When Jesus proclaimed the church’s eternal truth and victory, he used a Greek word-play on Peter’s name, “Cephas,” which means “rock.” It wasn’t Peter, in his personal capacity, upon which Jesus was building his church but on his confessional capacity. Jesus builds his church on the revelation, Peter’s Gospel confession, that Jesus alone is the Christ, the Messiah. This is the foundation upon which the church is built and prevails. Reflecting on NT Wright’s book, God and the Pandemic, Bishop Todd Hunter (ACNA Diocese of the Church for the Sake of Others) writes:
“Put Jesus in the center of the picture and work out from there. We don’t start thinking and responding via the frame of anything else – political parties, political theories, theological action groups, or even extra-biblical theological constructs and schemes – and then try to fit Jesus and the Kingdom into those frames. It distorts, pollutes and marginalizes Jesus every time.”
God is sovereign; he is not surprised at the times we are in! This means he is working out all things for our good, for those who love him, through these times (Romans 8:28). So, I wonder, what could God be doing through all the circumstances we face – from pandemic to unemployment to hell itself – to strengthen his Church here in North America so that it will prevail? What have we done, consciously or unconsciously, to distort, pollute, and marginalize Jesus and remove him from our center? From what is God calling us to repent?
I love the Church, and I believe we are on the cusp of an incredible awakening and revival. I also believe God is refining us to be a different church than we have been. He is calling us to be a different kind of people emerging from this pandemic, disciples who are so fully devoted to him that he is always in the center of the picture. This will require our church culture in North America to move from being a weekend culture of consumption to a culture of disciple-making. The mission of the American Anglican Council, semper reformanda, is to always reform the church we love because Christ loves his church.
To that end, would you please join me in completing a survey we just put out on the state of the church in and through this pandemic? You can find the link to the survey below. The latest national survey by George Barna of online church attendance during COVID-19 suggests that roughly one-third of Christians across all denominations are staying with their local church, one-third are looking for a new and better church/sermon/pastor, and one-third have dropped out entirely.
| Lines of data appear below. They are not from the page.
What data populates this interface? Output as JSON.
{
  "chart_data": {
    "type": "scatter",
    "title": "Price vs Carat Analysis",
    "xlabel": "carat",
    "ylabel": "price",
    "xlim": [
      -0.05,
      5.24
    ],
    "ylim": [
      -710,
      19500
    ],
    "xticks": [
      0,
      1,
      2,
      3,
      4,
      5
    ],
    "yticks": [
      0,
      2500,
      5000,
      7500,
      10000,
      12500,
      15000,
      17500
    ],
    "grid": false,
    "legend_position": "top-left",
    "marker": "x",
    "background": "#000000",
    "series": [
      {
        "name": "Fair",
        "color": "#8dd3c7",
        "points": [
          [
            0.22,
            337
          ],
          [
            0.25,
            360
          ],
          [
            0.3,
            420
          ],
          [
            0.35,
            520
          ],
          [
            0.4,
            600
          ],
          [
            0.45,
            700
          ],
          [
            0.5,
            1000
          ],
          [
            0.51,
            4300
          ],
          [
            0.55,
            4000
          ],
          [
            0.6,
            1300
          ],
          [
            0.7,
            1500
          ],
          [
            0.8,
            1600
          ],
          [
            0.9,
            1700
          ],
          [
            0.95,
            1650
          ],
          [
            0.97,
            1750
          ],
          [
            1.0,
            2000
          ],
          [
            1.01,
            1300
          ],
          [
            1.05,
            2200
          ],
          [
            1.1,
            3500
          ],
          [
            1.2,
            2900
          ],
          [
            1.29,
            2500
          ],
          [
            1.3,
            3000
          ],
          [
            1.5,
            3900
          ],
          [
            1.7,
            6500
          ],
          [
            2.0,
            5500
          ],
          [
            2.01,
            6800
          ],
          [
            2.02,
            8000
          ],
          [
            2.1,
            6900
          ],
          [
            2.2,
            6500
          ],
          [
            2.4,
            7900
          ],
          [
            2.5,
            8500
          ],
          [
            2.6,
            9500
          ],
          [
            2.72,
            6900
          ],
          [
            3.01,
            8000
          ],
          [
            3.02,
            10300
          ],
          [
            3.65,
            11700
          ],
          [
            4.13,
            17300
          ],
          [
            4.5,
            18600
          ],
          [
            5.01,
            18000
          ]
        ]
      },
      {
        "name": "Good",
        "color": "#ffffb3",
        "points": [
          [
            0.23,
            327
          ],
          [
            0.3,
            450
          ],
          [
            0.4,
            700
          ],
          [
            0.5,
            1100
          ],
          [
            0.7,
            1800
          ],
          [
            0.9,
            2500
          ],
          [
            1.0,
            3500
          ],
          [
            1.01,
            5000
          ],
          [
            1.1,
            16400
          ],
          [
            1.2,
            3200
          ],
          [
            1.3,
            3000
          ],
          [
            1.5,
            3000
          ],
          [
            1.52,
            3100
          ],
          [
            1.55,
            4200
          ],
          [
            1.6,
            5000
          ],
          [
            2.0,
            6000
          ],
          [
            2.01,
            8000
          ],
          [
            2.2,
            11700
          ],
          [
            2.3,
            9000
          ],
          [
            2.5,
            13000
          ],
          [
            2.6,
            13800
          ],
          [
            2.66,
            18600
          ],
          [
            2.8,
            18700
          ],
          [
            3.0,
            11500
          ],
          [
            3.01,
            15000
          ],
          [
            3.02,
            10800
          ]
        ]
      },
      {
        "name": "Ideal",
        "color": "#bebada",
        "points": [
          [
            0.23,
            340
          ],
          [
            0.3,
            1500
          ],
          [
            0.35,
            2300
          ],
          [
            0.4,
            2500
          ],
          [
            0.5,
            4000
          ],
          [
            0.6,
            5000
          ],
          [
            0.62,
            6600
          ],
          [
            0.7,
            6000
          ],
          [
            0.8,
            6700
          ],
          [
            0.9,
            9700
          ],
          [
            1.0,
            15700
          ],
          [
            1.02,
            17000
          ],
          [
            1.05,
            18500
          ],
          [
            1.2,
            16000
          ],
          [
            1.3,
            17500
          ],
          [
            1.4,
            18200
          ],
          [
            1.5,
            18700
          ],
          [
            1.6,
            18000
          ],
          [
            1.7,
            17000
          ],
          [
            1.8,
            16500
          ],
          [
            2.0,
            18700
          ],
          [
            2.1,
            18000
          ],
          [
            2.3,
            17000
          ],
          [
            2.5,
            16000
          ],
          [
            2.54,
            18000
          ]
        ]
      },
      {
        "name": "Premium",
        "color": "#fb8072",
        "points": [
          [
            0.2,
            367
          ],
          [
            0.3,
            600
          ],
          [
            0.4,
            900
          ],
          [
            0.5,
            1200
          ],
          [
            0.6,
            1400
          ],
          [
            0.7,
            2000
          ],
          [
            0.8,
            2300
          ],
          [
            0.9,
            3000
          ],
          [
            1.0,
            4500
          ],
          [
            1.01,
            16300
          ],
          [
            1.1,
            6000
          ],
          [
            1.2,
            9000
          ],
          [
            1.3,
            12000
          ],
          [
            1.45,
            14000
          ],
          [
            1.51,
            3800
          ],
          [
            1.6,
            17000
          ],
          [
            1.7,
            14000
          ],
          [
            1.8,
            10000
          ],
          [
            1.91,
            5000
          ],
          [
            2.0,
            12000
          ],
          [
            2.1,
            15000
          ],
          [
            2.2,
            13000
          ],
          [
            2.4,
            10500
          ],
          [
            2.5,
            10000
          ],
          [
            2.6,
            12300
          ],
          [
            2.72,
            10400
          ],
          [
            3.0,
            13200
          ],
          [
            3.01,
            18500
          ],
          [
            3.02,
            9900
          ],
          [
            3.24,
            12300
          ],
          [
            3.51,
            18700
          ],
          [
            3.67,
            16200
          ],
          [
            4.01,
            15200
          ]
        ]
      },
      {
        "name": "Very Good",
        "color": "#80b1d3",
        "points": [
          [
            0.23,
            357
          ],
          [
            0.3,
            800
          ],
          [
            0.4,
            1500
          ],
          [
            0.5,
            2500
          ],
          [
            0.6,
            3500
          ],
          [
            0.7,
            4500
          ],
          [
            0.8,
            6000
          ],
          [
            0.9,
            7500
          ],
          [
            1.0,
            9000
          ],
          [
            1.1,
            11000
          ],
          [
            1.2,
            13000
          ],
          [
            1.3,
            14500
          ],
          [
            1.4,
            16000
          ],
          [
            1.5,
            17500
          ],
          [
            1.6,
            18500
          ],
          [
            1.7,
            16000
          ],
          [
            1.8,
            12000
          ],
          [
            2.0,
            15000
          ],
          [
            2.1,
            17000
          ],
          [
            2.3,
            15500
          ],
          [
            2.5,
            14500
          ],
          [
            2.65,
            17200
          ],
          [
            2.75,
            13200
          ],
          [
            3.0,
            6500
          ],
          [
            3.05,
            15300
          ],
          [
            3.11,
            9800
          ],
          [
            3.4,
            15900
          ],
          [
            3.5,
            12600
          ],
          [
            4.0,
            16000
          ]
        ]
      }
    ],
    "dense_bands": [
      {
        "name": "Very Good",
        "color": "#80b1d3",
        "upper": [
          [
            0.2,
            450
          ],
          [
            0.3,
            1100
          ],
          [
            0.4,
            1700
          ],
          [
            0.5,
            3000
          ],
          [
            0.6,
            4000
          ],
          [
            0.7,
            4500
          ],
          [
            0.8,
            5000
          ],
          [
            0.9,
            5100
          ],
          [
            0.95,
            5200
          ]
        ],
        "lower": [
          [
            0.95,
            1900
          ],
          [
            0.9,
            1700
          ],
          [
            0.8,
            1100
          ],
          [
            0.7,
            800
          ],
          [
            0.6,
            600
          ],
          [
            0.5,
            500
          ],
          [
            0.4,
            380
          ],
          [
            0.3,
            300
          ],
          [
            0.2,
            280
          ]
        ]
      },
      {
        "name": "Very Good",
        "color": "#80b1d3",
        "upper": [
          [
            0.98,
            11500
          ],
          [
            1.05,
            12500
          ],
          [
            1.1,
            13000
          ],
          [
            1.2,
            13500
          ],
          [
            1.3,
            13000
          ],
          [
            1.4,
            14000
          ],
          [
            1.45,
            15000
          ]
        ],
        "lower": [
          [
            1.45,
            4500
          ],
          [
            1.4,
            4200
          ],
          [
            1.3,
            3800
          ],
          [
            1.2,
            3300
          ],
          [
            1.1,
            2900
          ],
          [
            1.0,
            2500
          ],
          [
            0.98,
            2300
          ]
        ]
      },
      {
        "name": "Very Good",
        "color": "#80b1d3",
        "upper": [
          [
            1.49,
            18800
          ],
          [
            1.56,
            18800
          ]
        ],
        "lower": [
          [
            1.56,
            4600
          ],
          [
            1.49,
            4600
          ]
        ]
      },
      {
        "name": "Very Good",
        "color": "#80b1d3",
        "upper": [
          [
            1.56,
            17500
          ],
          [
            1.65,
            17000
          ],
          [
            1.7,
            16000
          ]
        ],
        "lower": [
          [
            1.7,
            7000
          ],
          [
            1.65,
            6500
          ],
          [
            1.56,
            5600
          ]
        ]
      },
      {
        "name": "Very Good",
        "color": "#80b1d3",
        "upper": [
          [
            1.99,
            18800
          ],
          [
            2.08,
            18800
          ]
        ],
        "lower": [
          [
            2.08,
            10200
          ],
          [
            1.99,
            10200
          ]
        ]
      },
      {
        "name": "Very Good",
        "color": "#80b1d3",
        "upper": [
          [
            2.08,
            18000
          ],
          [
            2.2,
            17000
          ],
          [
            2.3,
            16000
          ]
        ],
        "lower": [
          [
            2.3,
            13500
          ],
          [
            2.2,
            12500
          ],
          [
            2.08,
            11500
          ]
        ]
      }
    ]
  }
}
Among the millennial generation the drop-out rate is 50%. We want to hear from YOU regarding what your experience is, what challenges you face, and how best the American Anglican Council can help you, your family, and your local church become not only the body that will prevail against Hell itself, but salt and light (Matthew5:13-16) to a lost and hurting world because it is founded on the rock-sold foundation of the Gospel of Jesus Christ and his transforming love! Please take a moment to respond, and we will report back to you the results very soon.
In the words of Paul in Romans 15:13, may the God of peace fill us with all joy and peace as we trust in him, so that we may overflow with hope in the power of the Holy Spirit!